ELIAS JABBOUR: Socialismo, China e novas formas de sociabilidade

Para quem, uns de forma honesta – outros de forma irônica, reclamam de a China não ser socialista por milhões de razões, entre elas a da incapacidade daquele “socialismo” em gerar novas formas de sociabilidade, sugiro a leitura do artigo de Tatiana Prazeres na Folha de São Paulo hoje (“Como é que os chineses aguentaram?”). Leitura interessante, e recomendada pelo mestre Domingos Leonelli, a meu ver coloca não um ponto final, mas um ponto zero no que seriam – de fato – as novas sociabilidades a serem gestadas por uma formação econômico social superior a capitalista.

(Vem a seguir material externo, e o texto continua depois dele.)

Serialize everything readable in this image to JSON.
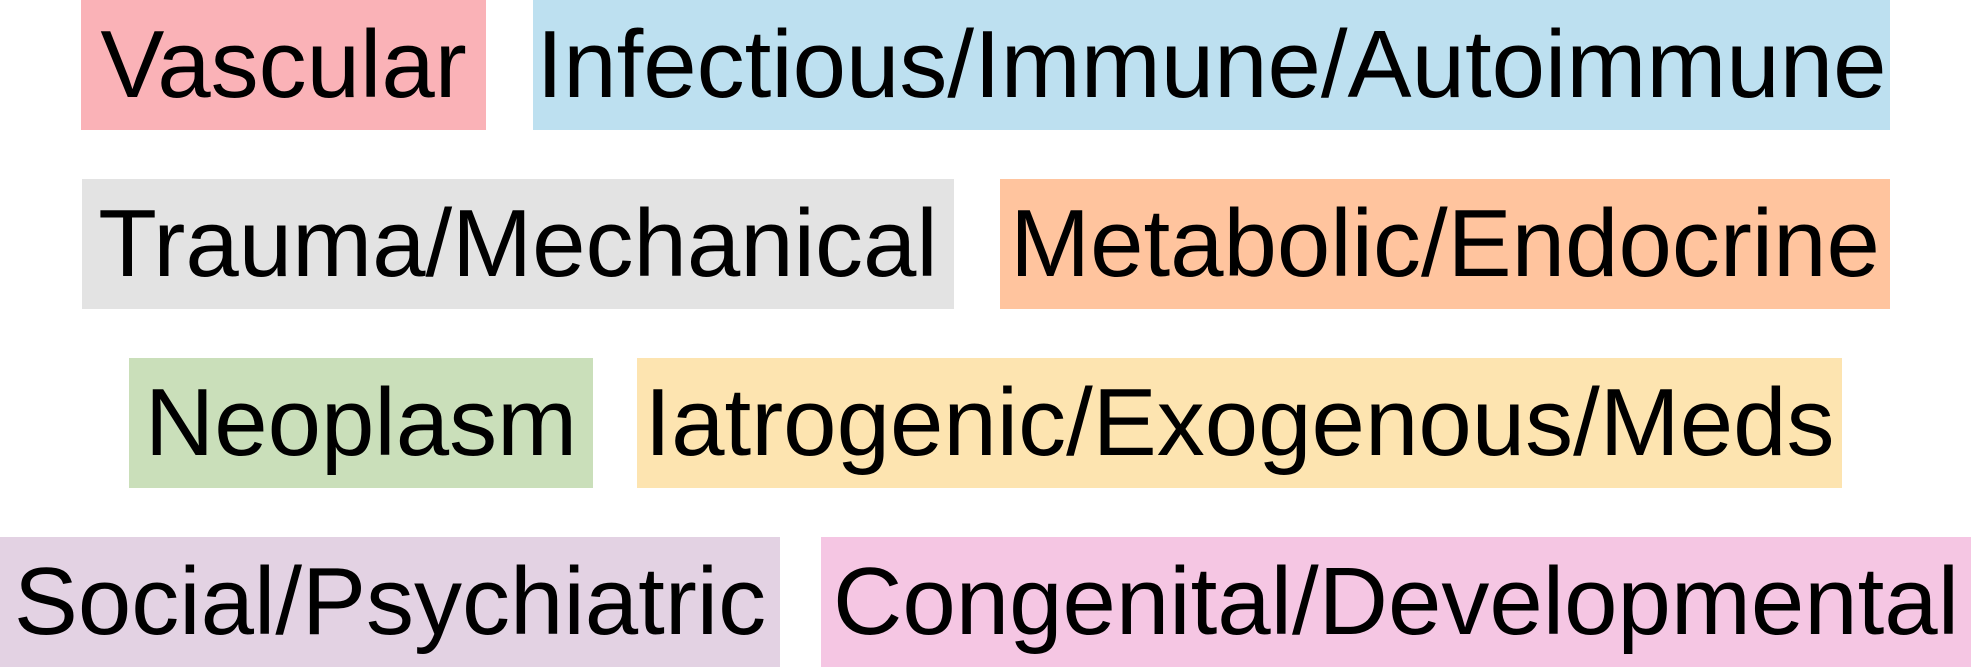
{
  "categories": [
    {
      "id": "vascular",
      "label": "Vascular",
      "color": "#fab2b7"
    },
    {
      "id": "infectious",
      "label": "Infectious/Immune/Autoimmune",
      "color": "#bde0f0"
    },
    {
      "id": "trauma",
      "label": "Trauma/Mechanical",
      "color": "#e3e3e3"
    },
    {
      "id": "metabolic",
      "label": "Metabolic/Endocrine",
      "color": "#ffc49e"
    },
    {
      "id": "neoplasm",
      "label": "Neoplasm",
      "color": "#cadfba"
    },
    {
      "id": "iatrogenic",
      "label": "Iatrogenic/Exogenous/Meds",
      "color": "#fde4b0"
    },
    {
      "id": "social",
      "label": "Social/Psychiatric",
      "color": "#e3d2e3"
    },
    {
      "id": "congenital",
      "label": "Congenital/Developmental",
      "color": "#f5c6e3"
    }
  ]
}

Afora o texto, minhas impressões ainda são superficiais à respeito. Me arriscarei a expor algumas opiniões à respeito. Lado a lado na China, da mesma forma que os distintos modos de produção internos àquela formação econômico-social, diversas sociabilidades convivem e se movimentam em “unidade de contrários”. A China está disposta em um mundo onde a prevalência de valores liberais é uma regra – isso não é um fato fortuito. Mas, ao contrário de outras formações sociais onde a pandemia mostrou o pior lado de seus Estados, governos e habitantes, na China essa pandemia colocou na ordem do dia a solidariedade humana (herança das sociabilidades camponesas e do antigo “modo de produção asiático”), a lealdade ao país e ao Partido Comunista e – principalmente – uma conscientização do papel da China na construção de uma nova sociabilidade em nível mundial.

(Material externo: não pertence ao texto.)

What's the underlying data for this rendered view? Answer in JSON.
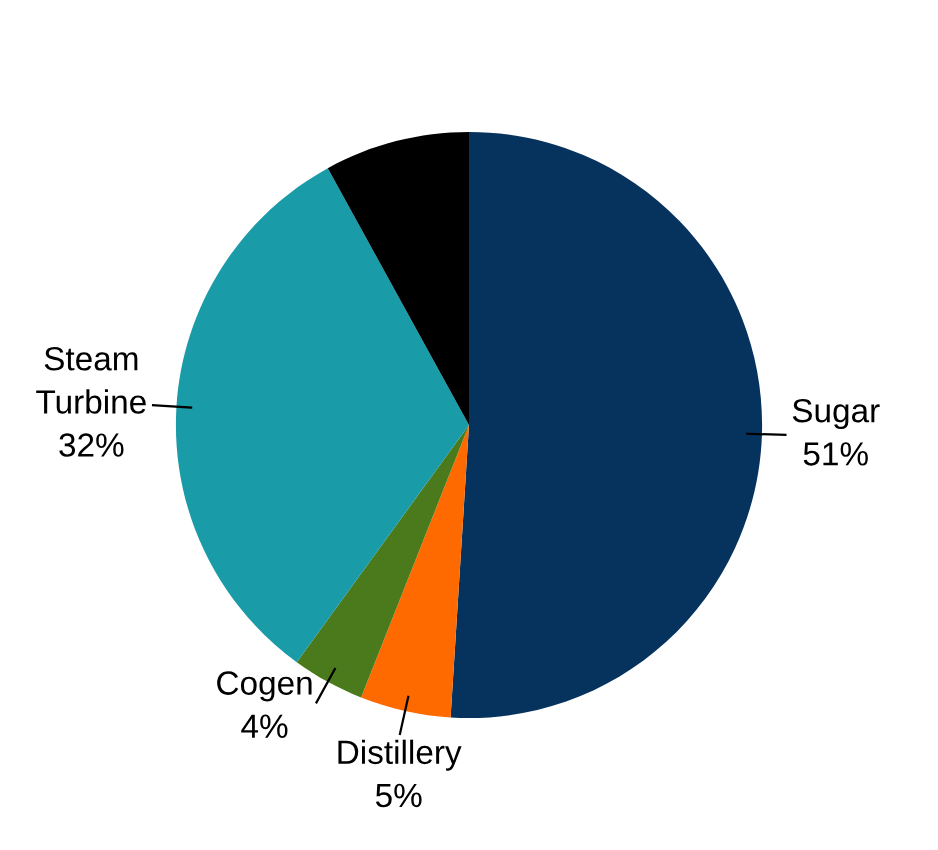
{
  "chart_data": {
    "type": "pie",
    "categories": [
      "Sugar",
      "Distillery",
      "Cogen",
      "Steam Turbine",
      null
    ],
    "values": [
      51,
      5,
      4,
      32,
      8
    ],
    "value_labels": [
      "51%",
      "5%",
      "4%",
      "32%",
      null
    ],
    "colors": [
      "#06325e",
      "#ff6a00",
      "#4a7a1c",
      "#1a9ba8",
      "#000000"
    ],
    "legend": false
  }
}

A China está ajudando mais de 90 países em uma ação coordenada com Cuba e Rússia enquanto os EUA confiscam cargas de equipamentos que iriam para países da América Latina (inclusive Brasil), amplia o esmagamento financeiro à Venezuela e tenta comprar exclusividade de uma fábrica de medicamentos alemã. Não existe mais nenhuma diferença de atitude entre a Alemanha nazista e os EUA. Criador e criatura conforme as opiniões do ideólogo nazista Alfred Rosemberg, para quem os EUA são “o maravilhoso país do futuro”.

O pós pandemia lança desafios à China, evidente. Suas contradições internas são de grande monta. Mas este evento pode mostrar ao mundo uma face subjetiva da construção de seu socialismo, sob a forma de uma subjetividade patriótica e internacionalista impensável para acadêmicos e “especialistas” em China acostumados com as rodas de vinho e cerveja no bairro de Sanlitun (Pequim) conversando com “intelectuais críticos” a reclamarem dos abusos de Xi Jinping contra as liberdades individuais e a transformação do país em um Big Brother. Na verdade, e no fundo, eles admitem que a China tenha um destino semelhante ao da Líbia, sem dúvidas. Desde que suas liberdades individuais sejam respeitadas.

O patriotismo e o internacionalismo é o que liga o que há de comum na sociabilidade de dois países socialistas, China e Cuba (e também o Vietnã e a Coreia Popular). Contradições e problemas sérios existem aos montes. Não são poucos. Porém a China que se mostra ao mundo diante da pandemia não cabe nas caixinhas atlantistas de 90% dos marxistas ocidentais ou “intelecuais críticos”, representantes da pequena-burguesia radicalizada, instrumentos ingênuos do imperialismo que tentam incutir na China as suas próprias particularidades negativas. Não tem gente de esquerda defendendo que a China é imperialista?